Tuesday, November 24, 2009

Exercise Makes You Less Anxious


I see this regularly with patients who come in for depression, fatigue, anxiety -- if I can talk them into regular exercise, their symptoms improve. Of course, I'm doing acupuncture and herbs at the same time. But, therapeutic movement really seems to speed the treatment. The flip side of this is that over-training, pushing the body too hard -- especially without adequate nutrition and rest -- can cause anxiety.

This article looks at scientific research to explain why exercise reduces anxiety. In a nutshell, it seems to be that exercise induces the growth of new neurons that are less reactive to the hormonal and neurotransmitter effects of stress.

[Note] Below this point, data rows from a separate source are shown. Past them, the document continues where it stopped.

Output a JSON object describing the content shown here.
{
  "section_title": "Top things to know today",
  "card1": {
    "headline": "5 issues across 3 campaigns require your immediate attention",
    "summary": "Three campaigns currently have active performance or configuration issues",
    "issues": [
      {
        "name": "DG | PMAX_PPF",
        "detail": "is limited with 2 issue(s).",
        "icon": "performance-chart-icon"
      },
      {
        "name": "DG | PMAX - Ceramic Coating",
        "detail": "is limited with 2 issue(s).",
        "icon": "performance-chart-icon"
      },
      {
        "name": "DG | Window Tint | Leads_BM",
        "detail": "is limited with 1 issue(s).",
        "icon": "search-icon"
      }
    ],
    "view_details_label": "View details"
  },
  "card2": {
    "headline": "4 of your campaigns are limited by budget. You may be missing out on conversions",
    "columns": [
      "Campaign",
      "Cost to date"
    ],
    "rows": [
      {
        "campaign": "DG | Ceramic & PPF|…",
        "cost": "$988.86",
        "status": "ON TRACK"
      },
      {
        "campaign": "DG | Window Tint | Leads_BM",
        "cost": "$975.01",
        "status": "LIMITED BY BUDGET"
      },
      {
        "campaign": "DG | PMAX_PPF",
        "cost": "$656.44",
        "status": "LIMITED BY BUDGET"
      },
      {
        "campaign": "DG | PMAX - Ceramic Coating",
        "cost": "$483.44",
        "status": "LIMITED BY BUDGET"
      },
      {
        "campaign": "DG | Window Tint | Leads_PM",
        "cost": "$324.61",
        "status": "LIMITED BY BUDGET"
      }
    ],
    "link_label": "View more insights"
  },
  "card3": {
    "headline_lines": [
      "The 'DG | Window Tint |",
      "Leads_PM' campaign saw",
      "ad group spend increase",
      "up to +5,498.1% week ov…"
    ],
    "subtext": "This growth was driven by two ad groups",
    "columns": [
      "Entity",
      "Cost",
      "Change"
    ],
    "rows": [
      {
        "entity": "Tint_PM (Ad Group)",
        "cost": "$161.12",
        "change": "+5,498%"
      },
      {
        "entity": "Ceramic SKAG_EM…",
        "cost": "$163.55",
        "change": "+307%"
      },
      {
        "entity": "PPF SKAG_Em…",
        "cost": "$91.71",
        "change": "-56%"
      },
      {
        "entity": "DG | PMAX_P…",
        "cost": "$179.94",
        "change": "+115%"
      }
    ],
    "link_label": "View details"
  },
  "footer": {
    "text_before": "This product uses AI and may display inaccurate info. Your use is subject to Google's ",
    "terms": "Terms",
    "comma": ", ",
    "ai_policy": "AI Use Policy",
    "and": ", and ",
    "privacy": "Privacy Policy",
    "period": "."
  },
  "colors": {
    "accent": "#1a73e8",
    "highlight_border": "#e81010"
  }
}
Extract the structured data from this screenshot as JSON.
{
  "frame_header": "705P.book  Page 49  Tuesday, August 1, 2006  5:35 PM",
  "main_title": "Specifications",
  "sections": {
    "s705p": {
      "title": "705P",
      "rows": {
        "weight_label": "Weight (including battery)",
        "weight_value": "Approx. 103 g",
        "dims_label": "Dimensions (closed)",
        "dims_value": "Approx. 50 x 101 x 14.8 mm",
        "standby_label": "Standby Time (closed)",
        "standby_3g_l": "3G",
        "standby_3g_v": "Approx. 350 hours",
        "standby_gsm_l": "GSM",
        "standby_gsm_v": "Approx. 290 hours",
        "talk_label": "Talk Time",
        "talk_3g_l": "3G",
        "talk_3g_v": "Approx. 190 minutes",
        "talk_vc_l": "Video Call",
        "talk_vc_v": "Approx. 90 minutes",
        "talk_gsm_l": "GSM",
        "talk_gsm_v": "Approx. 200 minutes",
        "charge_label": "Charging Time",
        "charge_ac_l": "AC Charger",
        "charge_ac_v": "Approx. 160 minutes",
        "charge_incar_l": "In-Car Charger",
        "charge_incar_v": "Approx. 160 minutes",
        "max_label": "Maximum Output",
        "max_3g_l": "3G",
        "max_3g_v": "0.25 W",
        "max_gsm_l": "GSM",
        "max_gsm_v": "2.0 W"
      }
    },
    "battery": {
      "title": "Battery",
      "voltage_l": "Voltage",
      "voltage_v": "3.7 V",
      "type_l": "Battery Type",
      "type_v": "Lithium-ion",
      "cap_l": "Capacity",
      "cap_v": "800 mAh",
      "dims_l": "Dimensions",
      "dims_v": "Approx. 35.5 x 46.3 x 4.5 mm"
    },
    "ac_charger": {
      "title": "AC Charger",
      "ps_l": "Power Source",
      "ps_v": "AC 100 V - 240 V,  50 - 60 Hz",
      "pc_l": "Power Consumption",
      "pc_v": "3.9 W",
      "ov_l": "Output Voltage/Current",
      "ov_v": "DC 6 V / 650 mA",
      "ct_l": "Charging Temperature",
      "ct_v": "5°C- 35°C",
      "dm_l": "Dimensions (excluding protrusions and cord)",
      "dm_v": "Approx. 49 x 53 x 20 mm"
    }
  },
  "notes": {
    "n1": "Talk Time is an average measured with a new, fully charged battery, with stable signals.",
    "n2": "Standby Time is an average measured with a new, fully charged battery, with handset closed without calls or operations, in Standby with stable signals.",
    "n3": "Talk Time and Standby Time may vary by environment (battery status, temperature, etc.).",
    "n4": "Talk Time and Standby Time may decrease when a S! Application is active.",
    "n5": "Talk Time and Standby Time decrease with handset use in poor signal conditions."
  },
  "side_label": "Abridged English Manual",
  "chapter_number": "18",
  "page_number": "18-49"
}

It takes at least three weeks for these changes in the brain to begin to appear.

“Something happened between three and six weeks,” says Benjamin Greenwood, a research associate in the Department of Integrative Physiology at the University of Colorado, who helped conduct the experiments. Dr. Greenwood added that it was “not clear how that translates” into an exercise prescription for humans. We may require more weeks of working out, or maybe less. And no one has yet studied how intense the exercise needs to be. But the lesson, Dr. Greenwood says, is “don’t quit.” Keep running or cycling or swimming. (Animal experiments have focused exclusively on aerobic, endurance-type activities.) You may not feel a magical reduction of stress after your first jog, if you haven’t been exercising. But the molecular biochemical changes will begin, Dr. Greenwood says. And eventually, he says, they become “profound.”